Люди под зонтиками обгоняли меня на узком тротуаре, спеша укрыться в тепле и сухости. Две девчонки-студенточки, накинув куртки на мокрые волосы, бежали, изнемогая от смеха, словно радуясь ненастью, с визгами перепрыгивая шершавые лужицы.
И только я один брел, угрюмо нахохлившись, сутулясь да вжимая голову в плечи — просто для того, чтобы куртка на спине не задиралась, оттянутая капюшоном.
Вода с небес не лилась, не хлестала в ливневом неистовстве, а кропила город нудным сочивом, размывая ясные, четкие виды в слезливую акварель. И мой минорный настрой идеально ложился на всю эту слякотную мокроту, как протяжный печальный напев — на тоскливую музыку.

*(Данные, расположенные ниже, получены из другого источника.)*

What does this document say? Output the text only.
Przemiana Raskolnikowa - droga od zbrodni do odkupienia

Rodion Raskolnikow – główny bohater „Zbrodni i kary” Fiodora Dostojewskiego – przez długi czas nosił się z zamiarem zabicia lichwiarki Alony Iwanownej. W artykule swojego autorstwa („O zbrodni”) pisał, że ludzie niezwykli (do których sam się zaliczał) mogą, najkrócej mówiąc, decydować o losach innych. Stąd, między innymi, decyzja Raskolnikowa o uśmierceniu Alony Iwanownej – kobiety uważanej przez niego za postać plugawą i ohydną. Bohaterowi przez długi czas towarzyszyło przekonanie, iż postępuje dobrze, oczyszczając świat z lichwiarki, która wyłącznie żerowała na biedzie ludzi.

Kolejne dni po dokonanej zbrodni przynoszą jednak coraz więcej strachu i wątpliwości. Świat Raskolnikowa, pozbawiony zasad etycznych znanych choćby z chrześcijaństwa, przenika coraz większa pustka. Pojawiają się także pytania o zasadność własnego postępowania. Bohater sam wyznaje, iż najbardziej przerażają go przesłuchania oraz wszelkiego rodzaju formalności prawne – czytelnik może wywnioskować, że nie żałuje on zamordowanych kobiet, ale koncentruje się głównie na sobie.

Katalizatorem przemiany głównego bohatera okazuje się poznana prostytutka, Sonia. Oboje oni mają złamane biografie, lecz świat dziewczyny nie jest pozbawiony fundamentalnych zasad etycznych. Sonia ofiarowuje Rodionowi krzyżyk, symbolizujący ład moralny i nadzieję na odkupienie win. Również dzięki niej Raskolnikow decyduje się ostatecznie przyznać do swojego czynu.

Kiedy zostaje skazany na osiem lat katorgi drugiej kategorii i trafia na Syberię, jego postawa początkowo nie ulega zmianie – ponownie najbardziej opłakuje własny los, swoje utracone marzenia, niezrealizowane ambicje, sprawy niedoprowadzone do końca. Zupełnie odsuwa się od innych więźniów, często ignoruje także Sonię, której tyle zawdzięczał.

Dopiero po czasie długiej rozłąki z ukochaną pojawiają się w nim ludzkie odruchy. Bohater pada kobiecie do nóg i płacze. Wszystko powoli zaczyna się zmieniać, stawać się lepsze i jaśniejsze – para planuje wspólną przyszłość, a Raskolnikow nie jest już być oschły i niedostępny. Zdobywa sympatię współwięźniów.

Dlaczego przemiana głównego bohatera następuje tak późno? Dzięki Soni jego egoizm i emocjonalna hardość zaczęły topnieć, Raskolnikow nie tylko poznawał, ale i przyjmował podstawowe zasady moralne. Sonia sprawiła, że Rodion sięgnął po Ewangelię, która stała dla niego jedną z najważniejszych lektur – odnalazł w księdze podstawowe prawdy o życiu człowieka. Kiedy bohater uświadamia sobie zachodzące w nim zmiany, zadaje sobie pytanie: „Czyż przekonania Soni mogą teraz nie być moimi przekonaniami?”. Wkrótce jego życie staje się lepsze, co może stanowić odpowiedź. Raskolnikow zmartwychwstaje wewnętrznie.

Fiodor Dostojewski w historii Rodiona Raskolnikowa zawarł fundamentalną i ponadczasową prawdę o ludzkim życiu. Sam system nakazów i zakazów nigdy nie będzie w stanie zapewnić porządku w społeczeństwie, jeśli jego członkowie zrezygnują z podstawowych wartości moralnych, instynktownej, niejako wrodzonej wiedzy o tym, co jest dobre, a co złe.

«Летять утки-и, летять у-утки…» — пузырем всплыло в памяти.
Я кисло усмехнулся. Третьи сутки держится непогода, а меня тянет гулять…
Вымокну, продрогну, зато не давит пронзительная тишина, завязшая в квартире. Беззвучие мучит, а если и прервется, то скрипом паркета в маминой спальне или тихими всхлипываниями.
Как заслышу, как резанет жалостью… Хватаю куртку — и бегом прочь. На улицу, под дождь. А что, что я могу сделать?!
Утешить? Как? Вон, пожалел поза-позавчера… Полночи проплакала! Я тогда не выдержал — вылез из теплой постели, оделся-обулся, прихватил трубку монтера… И в метро.
Ночью поезда не ходят, и током не убьет, зато рабочего люда полно, и все такие бдительные… «Посторонним вход воспрещен!»
Под землю я попал со строящейся станции. Пробрался по заброшенному туннелю в так называемый УШ — универсальный штрек, большую полость, где знобко, как в погребе. Случись война — в УШ мигом оборудуют бомбоубежище.
Туда я вышел по «наводке» брейнсёрфинга — закачал себе немного секретов диггера из будущего. Уже и провод телефонный зачистил… Сижу и тупо смотрю на концы, закушенные «крокодильчиками».
«И кому ж ты звонить собрался? А, Дюш? — думаю, свирипея. — Наши и без твоих понуканий ищут входы-выходы! Чужим? Ага… Плаксивым, таким, ноющим голоском: „Дяденьки из ЦРУ! Спасите моего папу, пожалуйста!“ О, да! В Лэнгли от радости джигу спляшут — ленинградский „сверхинформатор“ сам раскрылся! Да еще и папочку сдал… В залог».
Домой я вернулся, вымотанный да измочаленный, едва успев юркнуть к себе — дверь родительской спальни оконтурила световая черта. Пригрелся, задремал…
«Подъем!»
Долго мок под душем, но сонная одурь по-прежнему колыхалась в голове — мысли вязли, словно мухи на липкой ленте…
Свернув в переулок, я ощутил, что морось иссякает, расходясь, как зыбкий занавес. Проглянули несчастные серые львы, вцепившиеся в мостик, тусклые нагромождения домов на той стороне…
Ёжась, я зашагал по каменным плитам вдоль канала. Черно-зеленая вода гуляла в гранитных берегах, горбясь крутыми волнами, насылая стылый влажный дух.
Мне вспомнился Валдис. Сразу потянулась скорбная цепочка ассоциаций, пугая и накручивая. Я, правда, оборвал горестные звенья, но самая назойливая мыслишка переборола мои усилия. Она влеклась, удручая и отбирая силы:
«Не гожусь я в спасители СССР! Герою-одиночке надо быть безжалостным и беспощадным, свободным от зависимостей, от любовей и дружб! Как можно идти напролом и стоять насмерть, если постоянно оглядываешься на идущих за тобой? Если кто-то ближний родней тебе и дороже миллионов дальних?»
Перейдя канал Грибоедова по Сенному мосту, я выбрался к Садовой. Мне еще топать и топать… До Фонтанки, до дому…
Спешить некуда.
Тот же день, раньше
Москва, Старая площадь
Обычно члены Политбюро собирались по четвергам, но позавчера многие разъехались, разлетелись по регионам, и заседание перенесли на субботу. И что? Один Юра на месте, да Михаил Андреич…
«Не привыкли по выходным работать? — терял терпение Брежнев. — Сталина на вас нет!»
Он едва дождался, когда же соберется кворум. Даже две выкуренные сигаретки не понизили градус недовольства.
Зато и выслушивать нудные «колыбельные» монологи, от которых впадаешь в дрёму, не пришлось — Андропов исходил конструктивом. Причем, не голыми идеями или смутными прожектами, а вполне готовыми программами — с расписанными сроками и ответственными лицами.